Whatever else you can say about this year’s Presidential election, it has given a boost to those of us in the Third Age. In Europe, Presidents and Prime Ministers get younger, but in the land of the free, they are getting older and older. It looks now all but certain that septuagenarian Donald Trump will be opposed by an even older man, either Joe Biden (78) or Bernie Sanders (77). The other Democratic likely candidate going into Super Tuesday, another man nearer eighty than seventy, is multi-billionaire Mike Bloomberg, who has now apparently failed in his attempt to buy the Presidency.
It’s quite a turnaround. Sixty years ago, the candidates were Richard Nixon and John F Kennedy, both in their forties. This side of the Atlantic, our Prime Minister, Harold Macmillan, was sixty-six, the French President, General de Gaulle, was seventy, and the West German Chancellor, the redoubtable Dr Konrad Adenauer, was eighty-four. We could still regard the USA as a young country in those days; now one is tempted to think it geriatric. This year’s election will be contested by men who may have difficulty in remembering what day of the week it is.

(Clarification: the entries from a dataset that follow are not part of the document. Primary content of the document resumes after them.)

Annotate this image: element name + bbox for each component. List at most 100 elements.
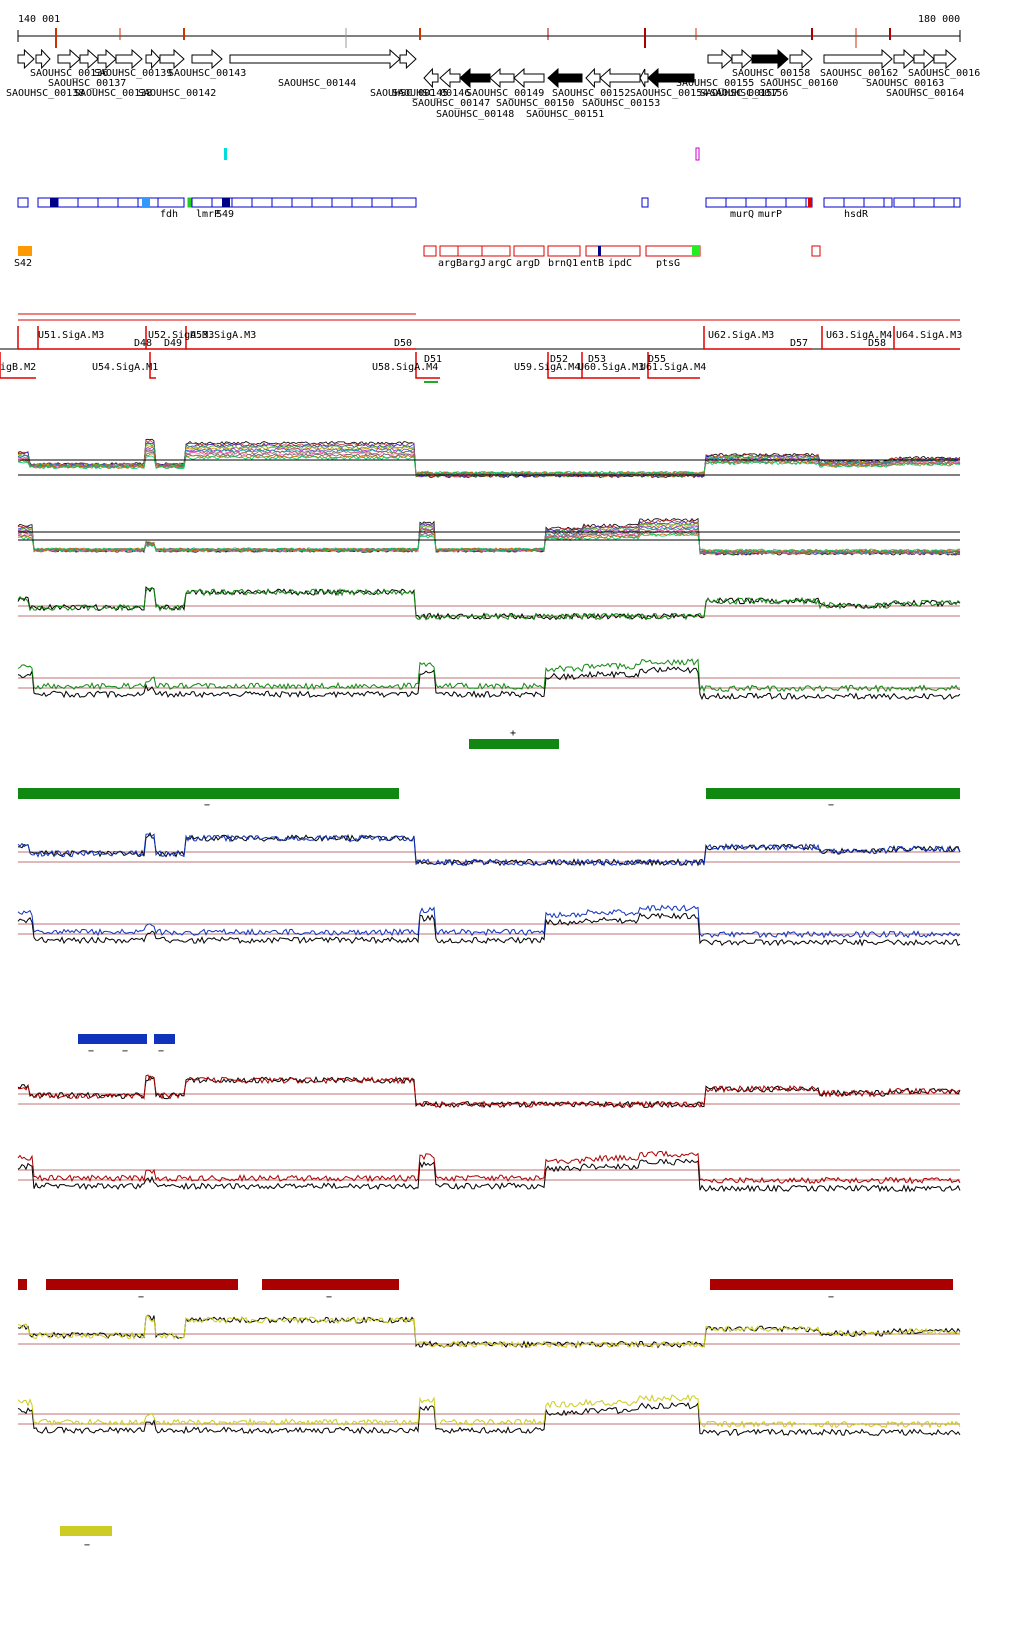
feature-label: S49 bbox=[216, 209, 234, 220]
tu-label-lower: U59.SigA.M4 bbox=[514, 362, 580, 373]
gene-arrow-g155 bbox=[707, 48, 733, 70]
gene-label: SAOUHSC_00144 bbox=[278, 78, 356, 89]
gene-label: SAOUHSC_00157 bbox=[700, 88, 778, 99]
tu-label-upper: U64.SigA.M3 bbox=[896, 330, 962, 341]
tu-label-lower: igB.M2 bbox=[0, 362, 36, 373]
tu-bracket-lower bbox=[149, 352, 156, 379]
gene-label: SAOUHSC_00136 bbox=[30, 68, 108, 79]
tu-d-label-upper: D48 bbox=[134, 338, 152, 349]
red-segment-bars: − − − bbox=[18, 1279, 953, 1303]
gene-arrow-g142 bbox=[191, 48, 223, 70]
green-minus-sign-left: − bbox=[204, 800, 210, 811]
gene-label: SAOUHSC_00138 bbox=[74, 88, 152, 99]
condition-signal bbox=[17, 1393, 961, 1429]
tu-bracket bbox=[17, 326, 38, 350]
condition-signal bbox=[17, 1314, 961, 1349]
condition-signal bbox=[17, 1074, 961, 1109]
gene-arrow-g156 bbox=[731, 48, 753, 70]
gene-label: SAOUHSC_00148 bbox=[436, 109, 514, 120]
gene-label: SAOUHSC_00152 bbox=[552, 88, 630, 99]
tu-bracket-lower bbox=[415, 352, 440, 379]
gene-arrow-g141 bbox=[159, 48, 185, 70]
gene-arrow-g164 bbox=[933, 48, 957, 70]
gene-arrow-g151 bbox=[585, 67, 601, 89]
tu-label-upper: U62.SigA.M3 bbox=[708, 330, 774, 341]
gene-arrow-g134 bbox=[17, 48, 35, 70]
genome-browser-view: 140 001 180 000 SAOUHSC_00136SAOUHSC_001… bbox=[0, 14, 980, 1551]
feature-box bbox=[705, 197, 813, 208]
feature-box bbox=[645, 245, 701, 257]
tu-bracket bbox=[185, 326, 416, 350]
tu-bracket-lower bbox=[547, 352, 582, 379]
tu-d-label-upper: D49 bbox=[164, 338, 182, 349]
tu-d-label-lower: D51 bbox=[424, 354, 442, 365]
tu-d-label-upper: D58 bbox=[868, 338, 886, 349]
tu-bracket-lower bbox=[0, 352, 36, 379]
blue-minus-1: − bbox=[88, 1046, 94, 1057]
gene-label: SAOUHSC_00142 bbox=[138, 88, 216, 99]
gene-label-row: SAOUHSC_00136SAOUHSC_00138SAOUHSC_00137S… bbox=[6, 68, 980, 120]
gene-label: SAOUHSC_00143 bbox=[168, 68, 246, 79]
feature-label: murQ bbox=[730, 209, 754, 220]
red-feature-track: S42 argB argJ argC argD brnQ1 entB ipdC ptsG bbox=[14, 245, 821, 269]
feature-box bbox=[439, 245, 459, 257]
tu-bracket bbox=[37, 326, 146, 350]
feature-fill bbox=[222, 198, 230, 207]
tu-d-label-lower: D52 bbox=[550, 354, 568, 365]
green-condition-tracks bbox=[17, 586, 961, 701]
condition-signal bbox=[17, 658, 961, 693]
feature-label: brnQ1 bbox=[548, 258, 578, 269]
gene-arrow-g139 bbox=[115, 48, 143, 70]
reference-signal bbox=[17, 1401, 961, 1437]
feature-fill bbox=[692, 246, 700, 256]
feature-label: S42 bbox=[14, 258, 32, 269]
feature-box-orange bbox=[18, 246, 32, 256]
gene-label: SAOUHSC_00156 bbox=[710, 88, 788, 99]
tu-label-lower: U54.SigA.M1 bbox=[92, 362, 158, 373]
gene-label: SAOUHSC_00160 bbox=[760, 78, 838, 89]
gene-label: SAOUHSC_00164 bbox=[886, 88, 964, 99]
green-segment-bars: + − − bbox=[18, 728, 960, 811]
feature-label: entB bbox=[580, 258, 604, 269]
cyan-marker bbox=[224, 148, 227, 160]
gene-label: SAOUHSC_00137 bbox=[48, 78, 126, 89]
gene-label: SAOUHSC_00166 bbox=[908, 68, 980, 79]
gene-arrow-g143 bbox=[229, 48, 401, 70]
feature-box bbox=[513, 245, 545, 257]
expression-multitrack-upper bbox=[17, 438, 961, 479]
coordinate-ruler: 140 001 180 000 bbox=[17, 14, 961, 48]
gene-annotation-track bbox=[17, 48, 957, 89]
tu-d-label-upper: D50 bbox=[394, 338, 412, 349]
tu-bracket bbox=[893, 326, 960, 350]
tu-label-upper: U52.SigA.M3 bbox=[148, 330, 214, 341]
feature-label: fdh bbox=[160, 209, 178, 220]
feature-fill bbox=[50, 198, 58, 207]
feature-label: argC bbox=[488, 258, 512, 269]
gene-arrow-g153 bbox=[639, 68, 649, 88]
red-minus-3: − bbox=[828, 1292, 834, 1303]
gene-arrow-g154 bbox=[647, 67, 695, 89]
reference-signal bbox=[17, 912, 961, 947]
tu-label-lower: U61.SigA.M4 bbox=[640, 362, 706, 373]
gene-arrow-g152 bbox=[599, 67, 641, 89]
gene-label: SAOUHSC_00138 bbox=[6, 88, 84, 99]
feature-box bbox=[157, 197, 185, 208]
gene-label: SAOUHSC_00162 bbox=[820, 68, 898, 79]
feature-box bbox=[547, 245, 581, 257]
tu-bracket-lower bbox=[647, 352, 700, 379]
tu-d-label-upper: D57 bbox=[790, 338, 808, 349]
feature-box bbox=[823, 197, 893, 208]
ruler-start-label: 140 001 bbox=[18, 14, 60, 25]
tu-label-upper: U53.SigA.M3 bbox=[190, 330, 256, 341]
gene-label: SAOUHSC_00153 bbox=[582, 98, 660, 109]
gene-arrow-g158 bbox=[789, 48, 813, 70]
gene-arrow-g137 bbox=[79, 48, 99, 70]
gene-label: SAOUHSC_00150 bbox=[496, 98, 574, 109]
feature-box bbox=[457, 245, 483, 257]
blue-segment-bars: − − − bbox=[78, 1034, 175, 1057]
gene-arrow-g160 bbox=[823, 48, 893, 70]
gene-label: SAOUHSC_00146 bbox=[392, 88, 470, 99]
gene-arrow-g147 bbox=[459, 67, 491, 89]
gene-arrow-g148 bbox=[489, 67, 515, 89]
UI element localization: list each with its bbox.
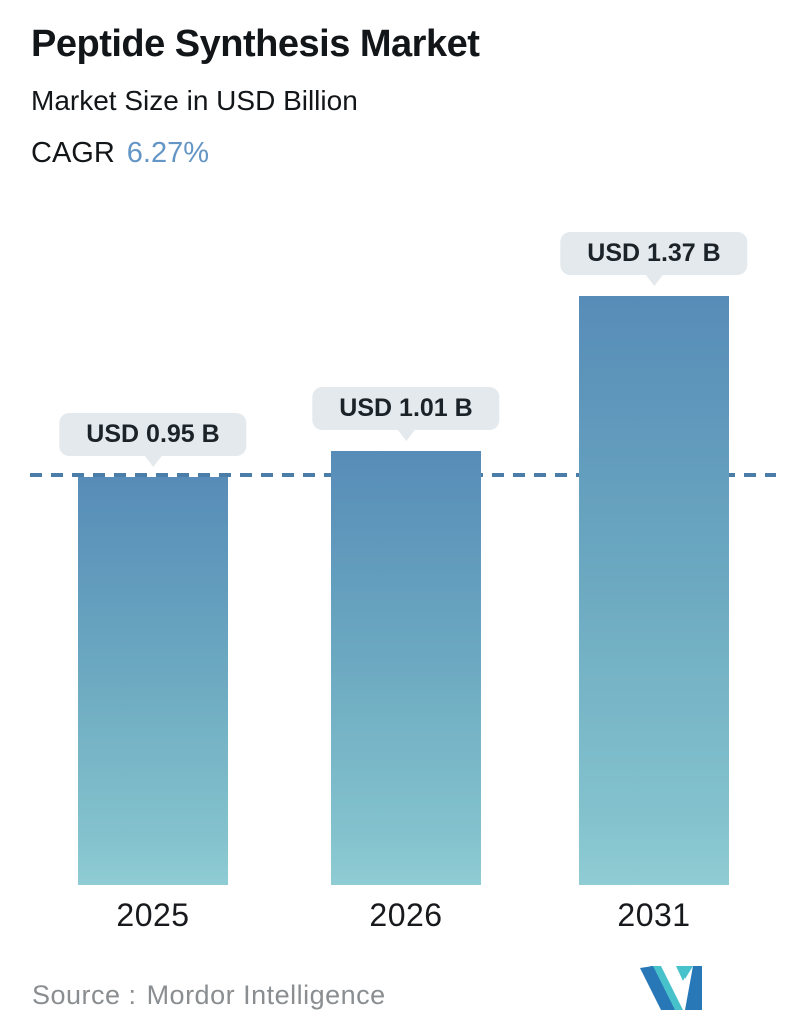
chart-header: Peptide Synthesis Market Market Size in … (31, 23, 480, 170)
bar-2026 (331, 450, 481, 885)
value-pill-2025: USD 0.95 B (59, 412, 247, 456)
cagr-label: CAGR (31, 136, 115, 169)
cagr-line: CAGR 6.27% (31, 136, 479, 170)
pill-pointer-icon (643, 272, 664, 286)
bar-2025 (78, 476, 228, 885)
page-title: Peptide Synthesis Market (31, 23, 480, 65)
bar-group-2031: USD 1.37 B 2031 (554, 231, 754, 933)
pill-pointer-icon (142, 453, 163, 467)
bar-group-2025: USD 0.95 B 2025 (53, 412, 253, 933)
source-value: Mordor Intelligence (146, 980, 386, 1010)
value-callout-2026: USD 1.01 B (312, 386, 500, 441)
value-pill-2026: USD 1.01 B (312, 386, 500, 430)
bar-2031 (579, 295, 729, 885)
value-callout-2031: USD 1.37 B (560, 231, 748, 286)
cagr-value: 6.27% (126, 136, 210, 169)
bar-group-2026: USD 1.01 B 2026 (306, 386, 506, 933)
value-callout-2025: USD 0.95 B (59, 412, 247, 467)
mordor-intelligence-logo-icon (640, 966, 702, 1012)
source-line: Source : Mordor Intelligence (32, 980, 386, 1011)
x-axis-label-2025: 2025 (116, 897, 190, 933)
x-axis-label-2026: 2026 (369, 897, 443, 933)
chart-subtitle: Market Size in USD Billion (31, 84, 358, 116)
value-pill-2031: USD 1.37 B (560, 231, 748, 275)
source-label: Source : (32, 980, 137, 1010)
x-axis-label-2031: 2031 (617, 897, 691, 933)
pill-pointer-icon (395, 427, 416, 441)
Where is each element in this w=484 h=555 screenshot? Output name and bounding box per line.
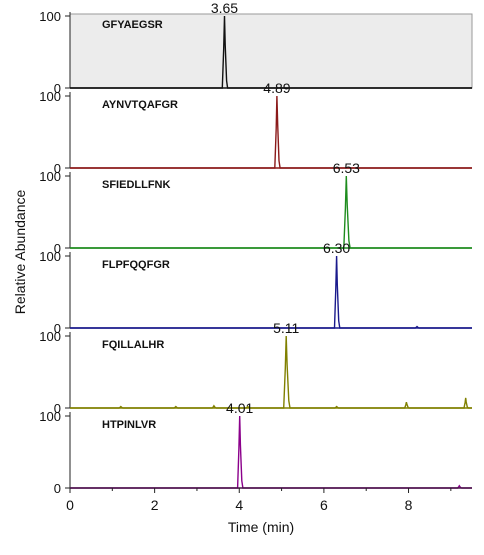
y-tick-label: 0: [54, 241, 61, 256]
apex-label: 4.01: [226, 400, 253, 416]
peptide-label: FLPFQQFGR: [102, 259, 170, 271]
peptide-label: FQILLALHR: [102, 339, 164, 351]
apex-label: 5.11: [273, 320, 299, 336]
panel-highlight-bg: [69, 13, 473, 89]
peptide-label: HTPINLVR: [102, 419, 156, 431]
trace-line: [70, 335, 472, 409]
trace-line: [70, 255, 472, 329]
apex-label: 6.53: [333, 160, 360, 176]
y-tick-label: 0: [54, 161, 61, 176]
trace-line: [70, 15, 472, 89]
y-tick-label: 100: [39, 329, 61, 344]
y-tick-label: 100: [39, 169, 61, 184]
apex-label: 4.89: [263, 80, 290, 96]
x-tick-label: 4: [235, 497, 243, 513]
x-tick-label: 8: [405, 497, 413, 513]
y-tick-label: 0: [54, 401, 61, 416]
apex-label: 6.30: [323, 240, 350, 256]
x-tick-label: 0: [66, 497, 74, 513]
y-tick-label: 0: [54, 81, 61, 96]
y-axis-title: Relative Abundance: [12, 190, 28, 315]
y-tick-label: 0: [54, 481, 61, 496]
peptide-label: SFIEDLLFNK: [102, 179, 170, 191]
y-tick-label: 100: [39, 89, 61, 104]
x-tick-label: 6: [320, 497, 328, 513]
trace-line: [70, 95, 472, 169]
x-tick-label: 2: [151, 497, 159, 513]
trace-line: [70, 175, 472, 249]
peptide-label: AYNVTQAFGR: [102, 99, 178, 111]
y-tick-label: 0: [54, 321, 61, 336]
y-tick-label: 100: [39, 409, 61, 424]
peptide-label: GFYAEGSR: [102, 19, 163, 31]
apex-label: 3.65: [211, 0, 238, 16]
y-tick-label: 100: [39, 9, 61, 24]
y-tick-label: 100: [39, 249, 61, 264]
x-axis-title: Time (min): [228, 519, 294, 535]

There is nothing much to be said about President Trump. We have all become familiar with his vagaries and his tweets, which often suggest disengagement from reality. Anyone who calls himself a “very stable genius” is a candidate for what Wodehouse called “the booby hatch” where he might tell you he was Napoleon if he knew, or could remember, who Napoleon was. Or perhaps a poached egg.
Bernie Sanders appears to be still in possession of his marbles, or at least most of those he ever had. He seems to have an appeal to American youth, rather as our own unlamented septuagenarian Jeremy Corbyn had for over-stimulated crowds at Glastonbury. All the same, in his better moments he calls to mind our own former favourite Leftie, Michael Foot, as he campaigned in 1983 with the fervour of an Old Testament prophet for a manifesto which one of his own Shadow (or shadowy) Cabinet described as “the longest suicide note in history”.
In Sanders’ wilder moments, which are by no means infrequent, you feel that Bernie should be standing on a soap-box in whatever is Washington’s equivalent of Hyde Park Corner, screaming that the End of the World is nigh – unless his fellow-countrymen vote for a Socialist Paradise, that is. That message didn’t work for dear old Footie, and I doubt if it will work for Bernie either.
And so, we turn to 78 year-old Joe Biden, the great survivor of American politics. Joe started running for the Presidency when the current French President Monsieur Macron was in short trousers, Margaret Thatcher reigned in Downing Street and Angela Merkel was still a citizen of the German Democratic Republic behind the Iron Curtain. Joe’s judgement wasn’t too good even then: he thought it a bright idea to plagiarise a speech of Neil Kinnock’s. Even the Democrats thought this wasn’t a smart thing to do and he was forced to pull out of the 1988 race for the Democratic nomination.
But Joe has an Irish tenacity. He didn’t give up, kept trying and was rewarded with eight years in that annexe to the Corridors of Power known as the Vice-Presidency. He is still going. He may have difficulty in being sure which state he is campaigning in, and certainly finds it hard to remember his lines or even to read them correctly on the autocue. So what? Ronnie Reagan, the last Good Ol’ Boy to have settled comfortably in the Oval Office, had the same difficulty, and he rates as the most generally popular President since Eisenhower, aka “the Great Golfer”.
Joe may be vague as vague can be these days. Like many of us who are, as the former Bishop of Edinburgh Richard Holloway puts it, “waiting for the last bus”, he may frequently come into a room and wonder what the hell he has come in to get or say. But does this really matter? He has three things going for him. First, he’s likeable, an agreeable old thing. Second, he’s neither a megalomaniac like the present tenant in the White House nor a disturber of the status quo like Bernie. Third, there’s no evidence that he wants to do anything. He just wants to get behind the President’s desk in the Oval Office. Should he get there, he might sleep as much as silent Cal Coolidge.
It would surely be a relief for the USA to have an inactive do-nothing President. His rivals, Trump and Sanders, are old men who want to make waves and leave their stamp on the world. Joe has no such dangerous ambition. Whoever wins, the White House is going to be an old folks home for the next four years; better surely to have an inmate who won’t break the windows or set the place on fire. He will be an “aw shucks” President. It’s difficult for a President to do much good, easy for him to do harm. Joe will do neither.
In Raymond Chandler’s novel “The Lady in the Lake” there’s an old Sheriff, also, I think, called Joe whose election pitch is “Vote for Joe – he’s too old to go to work.”
“Vote for Joe and a quiet life” – not a bad slogan. The USA needs a dull President and four dull and tranquil years. Nobody but Joe can offer this.